February 20, 2013, 8:48 pm
The government earlier this week recruited 1,800 trainees to the country’s biggest bank, state-controlled the Bank of Ceylon (BOC), a little over a month after its former Chairman resigned with a parting statement that an effort was made to mitigate political pressure for loans and jobs so that the bank could survive.
"With the steep expansion of banking activities in the country many of the banks are facing a shortage of staff to cater to their increasing customers and man bank branches being established throughout the country," the government announced yesterday (20).
"As a solution to this problem Bank of Ceylon has recruited 1,800 trainee staff assistants. A function to award appointment letters to these new recruits was held at Temple Trees on Tuesday (19) under the patronage of President Mahinda Rajapaksa. The new trainee assistants are to be deployed at 602 BOC branches throughout the country. The new recruits have been chosen from 97,000 applications received for these posts," the government said.

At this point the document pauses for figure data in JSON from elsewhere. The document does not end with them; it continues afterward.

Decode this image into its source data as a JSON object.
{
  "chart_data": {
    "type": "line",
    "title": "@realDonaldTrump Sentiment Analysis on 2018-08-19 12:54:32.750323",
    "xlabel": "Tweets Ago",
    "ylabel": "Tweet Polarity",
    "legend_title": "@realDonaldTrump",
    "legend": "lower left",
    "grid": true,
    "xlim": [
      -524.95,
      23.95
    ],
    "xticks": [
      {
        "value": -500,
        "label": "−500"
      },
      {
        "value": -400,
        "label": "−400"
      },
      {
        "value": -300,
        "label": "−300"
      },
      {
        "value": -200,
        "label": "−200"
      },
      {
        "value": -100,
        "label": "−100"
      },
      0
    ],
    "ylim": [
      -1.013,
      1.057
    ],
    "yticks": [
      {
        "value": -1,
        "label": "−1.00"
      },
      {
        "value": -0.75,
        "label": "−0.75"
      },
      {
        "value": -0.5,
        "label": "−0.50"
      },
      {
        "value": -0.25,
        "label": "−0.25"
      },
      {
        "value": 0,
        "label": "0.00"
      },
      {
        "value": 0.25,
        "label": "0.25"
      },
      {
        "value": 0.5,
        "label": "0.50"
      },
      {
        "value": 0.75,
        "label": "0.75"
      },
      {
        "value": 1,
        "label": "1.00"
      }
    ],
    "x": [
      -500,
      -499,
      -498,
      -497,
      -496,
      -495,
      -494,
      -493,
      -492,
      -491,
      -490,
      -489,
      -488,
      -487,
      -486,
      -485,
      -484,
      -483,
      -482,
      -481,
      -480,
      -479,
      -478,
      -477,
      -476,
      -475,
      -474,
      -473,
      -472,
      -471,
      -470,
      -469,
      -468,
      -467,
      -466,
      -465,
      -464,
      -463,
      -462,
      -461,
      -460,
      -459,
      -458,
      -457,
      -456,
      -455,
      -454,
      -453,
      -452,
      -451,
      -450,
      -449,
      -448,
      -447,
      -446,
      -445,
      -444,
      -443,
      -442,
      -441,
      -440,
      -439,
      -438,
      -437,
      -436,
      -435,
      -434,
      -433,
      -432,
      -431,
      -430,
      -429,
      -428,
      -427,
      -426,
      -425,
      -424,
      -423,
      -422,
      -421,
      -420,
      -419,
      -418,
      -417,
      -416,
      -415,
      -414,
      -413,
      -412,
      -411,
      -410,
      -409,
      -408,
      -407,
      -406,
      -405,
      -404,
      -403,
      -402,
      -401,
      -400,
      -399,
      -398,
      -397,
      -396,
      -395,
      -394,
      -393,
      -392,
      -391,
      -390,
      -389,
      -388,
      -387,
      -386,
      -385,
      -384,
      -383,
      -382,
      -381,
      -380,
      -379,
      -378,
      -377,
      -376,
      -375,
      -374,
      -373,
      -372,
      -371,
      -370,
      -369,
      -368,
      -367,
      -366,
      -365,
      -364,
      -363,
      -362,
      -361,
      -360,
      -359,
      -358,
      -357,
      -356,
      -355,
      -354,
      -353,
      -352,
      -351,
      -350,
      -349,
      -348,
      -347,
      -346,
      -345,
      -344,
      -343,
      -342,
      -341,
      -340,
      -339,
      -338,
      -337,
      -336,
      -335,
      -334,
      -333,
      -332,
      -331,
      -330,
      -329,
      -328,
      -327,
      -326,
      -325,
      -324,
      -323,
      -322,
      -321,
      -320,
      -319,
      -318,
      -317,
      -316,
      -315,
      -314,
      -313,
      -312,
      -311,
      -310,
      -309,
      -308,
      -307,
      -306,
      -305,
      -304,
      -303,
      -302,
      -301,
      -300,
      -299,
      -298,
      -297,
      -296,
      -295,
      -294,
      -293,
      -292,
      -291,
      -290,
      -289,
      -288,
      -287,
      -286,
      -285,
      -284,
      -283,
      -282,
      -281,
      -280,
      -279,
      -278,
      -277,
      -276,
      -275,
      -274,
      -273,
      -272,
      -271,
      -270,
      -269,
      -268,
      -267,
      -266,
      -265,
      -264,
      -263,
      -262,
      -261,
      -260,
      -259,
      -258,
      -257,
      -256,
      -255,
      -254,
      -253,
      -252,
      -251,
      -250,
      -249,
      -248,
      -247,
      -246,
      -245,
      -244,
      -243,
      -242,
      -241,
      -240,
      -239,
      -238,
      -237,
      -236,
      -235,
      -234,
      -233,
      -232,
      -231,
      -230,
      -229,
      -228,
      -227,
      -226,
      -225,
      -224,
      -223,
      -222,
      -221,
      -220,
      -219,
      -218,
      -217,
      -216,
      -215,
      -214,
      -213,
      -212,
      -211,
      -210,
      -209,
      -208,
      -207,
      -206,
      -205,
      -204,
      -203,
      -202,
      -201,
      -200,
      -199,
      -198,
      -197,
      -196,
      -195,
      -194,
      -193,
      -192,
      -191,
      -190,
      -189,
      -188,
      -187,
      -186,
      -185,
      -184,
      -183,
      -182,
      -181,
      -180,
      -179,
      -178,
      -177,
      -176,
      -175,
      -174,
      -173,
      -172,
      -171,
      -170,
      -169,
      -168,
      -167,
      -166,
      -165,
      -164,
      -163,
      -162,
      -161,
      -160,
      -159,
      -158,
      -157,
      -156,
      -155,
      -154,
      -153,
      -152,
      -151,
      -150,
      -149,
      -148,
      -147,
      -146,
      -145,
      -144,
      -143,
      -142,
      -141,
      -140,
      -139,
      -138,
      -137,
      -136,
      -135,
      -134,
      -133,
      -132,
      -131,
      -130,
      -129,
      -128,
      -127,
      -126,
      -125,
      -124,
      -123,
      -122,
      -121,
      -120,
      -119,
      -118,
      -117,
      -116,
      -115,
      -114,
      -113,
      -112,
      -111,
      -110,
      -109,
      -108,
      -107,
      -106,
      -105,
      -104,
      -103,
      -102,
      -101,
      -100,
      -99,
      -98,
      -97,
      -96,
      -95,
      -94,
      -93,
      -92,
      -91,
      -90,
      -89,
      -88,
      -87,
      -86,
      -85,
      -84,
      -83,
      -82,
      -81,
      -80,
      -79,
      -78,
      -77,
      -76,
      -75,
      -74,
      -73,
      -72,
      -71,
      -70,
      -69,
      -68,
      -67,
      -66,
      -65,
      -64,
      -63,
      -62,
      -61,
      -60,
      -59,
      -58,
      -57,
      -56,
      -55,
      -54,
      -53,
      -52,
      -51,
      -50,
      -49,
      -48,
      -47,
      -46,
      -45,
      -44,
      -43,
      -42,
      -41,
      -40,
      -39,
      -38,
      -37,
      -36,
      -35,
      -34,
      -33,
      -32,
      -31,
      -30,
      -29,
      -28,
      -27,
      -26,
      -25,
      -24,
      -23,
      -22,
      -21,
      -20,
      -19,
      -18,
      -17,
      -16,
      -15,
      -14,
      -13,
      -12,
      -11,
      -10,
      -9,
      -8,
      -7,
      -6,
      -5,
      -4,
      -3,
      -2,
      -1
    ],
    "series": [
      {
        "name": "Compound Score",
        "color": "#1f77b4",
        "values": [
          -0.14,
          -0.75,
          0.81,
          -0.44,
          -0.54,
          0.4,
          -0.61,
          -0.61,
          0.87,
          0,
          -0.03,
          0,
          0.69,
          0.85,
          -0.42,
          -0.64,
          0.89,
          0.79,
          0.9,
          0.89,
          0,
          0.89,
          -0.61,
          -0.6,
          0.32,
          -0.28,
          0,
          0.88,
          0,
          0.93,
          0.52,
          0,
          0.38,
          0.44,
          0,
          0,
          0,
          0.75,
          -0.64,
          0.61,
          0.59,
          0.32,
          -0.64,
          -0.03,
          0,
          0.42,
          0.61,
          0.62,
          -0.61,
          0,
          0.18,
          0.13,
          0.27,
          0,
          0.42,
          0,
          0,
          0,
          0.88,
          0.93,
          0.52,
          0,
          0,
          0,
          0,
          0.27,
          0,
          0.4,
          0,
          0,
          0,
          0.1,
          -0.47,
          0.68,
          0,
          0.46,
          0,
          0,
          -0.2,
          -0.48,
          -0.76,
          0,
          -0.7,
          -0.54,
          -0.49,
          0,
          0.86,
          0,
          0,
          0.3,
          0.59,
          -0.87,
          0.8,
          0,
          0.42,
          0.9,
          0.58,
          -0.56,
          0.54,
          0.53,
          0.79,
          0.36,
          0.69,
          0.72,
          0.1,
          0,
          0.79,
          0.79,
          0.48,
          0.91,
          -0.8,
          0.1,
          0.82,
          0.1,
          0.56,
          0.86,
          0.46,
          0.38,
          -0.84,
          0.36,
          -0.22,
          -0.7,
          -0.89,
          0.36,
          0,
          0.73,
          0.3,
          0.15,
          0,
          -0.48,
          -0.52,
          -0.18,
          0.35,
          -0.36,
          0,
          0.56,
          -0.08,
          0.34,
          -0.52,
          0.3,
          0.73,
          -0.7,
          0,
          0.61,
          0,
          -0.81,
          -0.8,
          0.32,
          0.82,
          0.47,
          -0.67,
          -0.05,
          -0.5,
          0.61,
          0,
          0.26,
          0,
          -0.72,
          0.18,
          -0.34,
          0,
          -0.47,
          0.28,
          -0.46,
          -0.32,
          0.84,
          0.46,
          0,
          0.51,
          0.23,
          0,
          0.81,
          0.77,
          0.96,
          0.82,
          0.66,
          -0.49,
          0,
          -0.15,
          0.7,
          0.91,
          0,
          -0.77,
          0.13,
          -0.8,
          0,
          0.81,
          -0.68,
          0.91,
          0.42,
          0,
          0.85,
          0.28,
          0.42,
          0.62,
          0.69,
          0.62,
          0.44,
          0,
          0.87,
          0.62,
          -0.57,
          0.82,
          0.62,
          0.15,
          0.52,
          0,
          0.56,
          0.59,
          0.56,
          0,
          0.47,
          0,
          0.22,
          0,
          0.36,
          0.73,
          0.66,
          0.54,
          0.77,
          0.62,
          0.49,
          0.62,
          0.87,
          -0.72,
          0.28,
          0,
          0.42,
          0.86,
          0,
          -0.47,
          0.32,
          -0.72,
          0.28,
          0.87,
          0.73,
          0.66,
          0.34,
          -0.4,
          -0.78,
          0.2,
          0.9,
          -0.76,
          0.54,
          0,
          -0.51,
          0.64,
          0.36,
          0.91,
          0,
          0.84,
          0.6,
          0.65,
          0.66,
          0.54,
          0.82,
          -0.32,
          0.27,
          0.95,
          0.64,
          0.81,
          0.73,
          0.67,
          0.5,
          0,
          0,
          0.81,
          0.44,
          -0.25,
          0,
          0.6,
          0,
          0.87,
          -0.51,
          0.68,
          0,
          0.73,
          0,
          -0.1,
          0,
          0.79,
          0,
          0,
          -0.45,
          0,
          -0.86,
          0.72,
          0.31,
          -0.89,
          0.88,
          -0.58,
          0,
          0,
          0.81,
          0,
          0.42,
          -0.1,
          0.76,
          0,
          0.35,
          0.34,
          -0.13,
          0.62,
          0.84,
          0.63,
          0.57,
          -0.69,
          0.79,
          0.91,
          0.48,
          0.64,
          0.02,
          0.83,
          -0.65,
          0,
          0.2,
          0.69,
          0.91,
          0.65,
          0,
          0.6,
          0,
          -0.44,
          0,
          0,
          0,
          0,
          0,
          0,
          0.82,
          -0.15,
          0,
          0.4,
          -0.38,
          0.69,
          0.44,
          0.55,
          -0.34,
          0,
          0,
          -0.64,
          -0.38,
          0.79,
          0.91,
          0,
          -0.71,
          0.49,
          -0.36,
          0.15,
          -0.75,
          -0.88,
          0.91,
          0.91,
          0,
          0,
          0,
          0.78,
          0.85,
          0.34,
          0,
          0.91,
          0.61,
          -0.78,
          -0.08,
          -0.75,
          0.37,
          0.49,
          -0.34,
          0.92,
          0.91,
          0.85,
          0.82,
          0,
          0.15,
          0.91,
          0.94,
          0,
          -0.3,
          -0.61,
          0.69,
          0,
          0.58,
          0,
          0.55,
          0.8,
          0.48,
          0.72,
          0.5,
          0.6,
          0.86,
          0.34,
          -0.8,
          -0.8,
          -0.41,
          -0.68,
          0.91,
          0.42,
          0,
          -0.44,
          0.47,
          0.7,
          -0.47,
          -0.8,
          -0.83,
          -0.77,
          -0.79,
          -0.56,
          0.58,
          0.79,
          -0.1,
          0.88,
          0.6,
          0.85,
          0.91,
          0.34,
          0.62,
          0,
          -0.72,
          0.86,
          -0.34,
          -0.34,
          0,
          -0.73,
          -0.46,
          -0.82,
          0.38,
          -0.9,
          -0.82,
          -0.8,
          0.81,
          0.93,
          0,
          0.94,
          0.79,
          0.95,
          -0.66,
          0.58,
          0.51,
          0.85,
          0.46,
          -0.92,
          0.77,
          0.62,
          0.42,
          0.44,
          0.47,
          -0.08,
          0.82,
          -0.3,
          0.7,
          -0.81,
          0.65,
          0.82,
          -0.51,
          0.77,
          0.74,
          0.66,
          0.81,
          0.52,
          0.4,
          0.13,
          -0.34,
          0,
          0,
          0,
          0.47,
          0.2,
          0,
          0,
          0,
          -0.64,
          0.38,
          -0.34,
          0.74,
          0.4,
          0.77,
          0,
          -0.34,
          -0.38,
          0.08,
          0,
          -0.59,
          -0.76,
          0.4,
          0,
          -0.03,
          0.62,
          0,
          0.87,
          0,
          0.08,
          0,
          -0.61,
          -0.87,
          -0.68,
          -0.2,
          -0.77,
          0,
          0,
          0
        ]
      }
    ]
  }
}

It said the bank has close to 10 million customers (nearly half the population) and the assets of the bank has increased to over Rs. 1 trillion.
Earlier this year, media reports said the president’s son, Namal Rajapaksa, had approached the then BOC Chairman Dr. Gamini Wickramasinghe about providing jobs and loans to constituents.
"He is a young politician and you know how young people are. He asked me a certain question and I gave him a suitable answer but that was that. There is no friction or problem between us," Wickremasinghe told journalists last January when he announced his retirement from the bank. He said his resignation had nothing to do with Namal Rajapaksa.
"My only request to the President was that a political henchman should not be appointed because this could unravel all that we have achieved. There have always been pressure from politicians for jobs and loans but we have always mitigates this and did things by the book, otherwise the bank cannot survive," Dr. Wickramasinghe said.
Unaudited accounts for 2012 indicated a profit of Rs. 20 billion.
"Without fresh capital it would be impossible for the bank to reach greater heights and realise its true potential. We submitted a proposal to the Treasury before the budget, suggesting methods that can be used which would not burden the Treasury or the bank, but unfortunately we did not get a favourable response," the BOC Chairman said not elaborating, although hinting at a bond issued up to US$ 500 million, which the bank was quite capable of achieving.
Economists have pointed out that bloating the public service is a popular method for governments to ‘buy’ support, irrespective of the financial consequences.
As to the government’s claim of a shortage of staff, a top banker, not wanting to be named, says the industry is not facing a shortage.
"Each time a bank advertises for entry level positions they get more than 1,000 applications of which around 20 to 30 are chosen. And with the level of technology in the industry, recruitment and training is not an issue. Perhaps, the quality of staff could be questioned, but there is no shortage," he said.
Technology is also making some jobs redundant in the sector.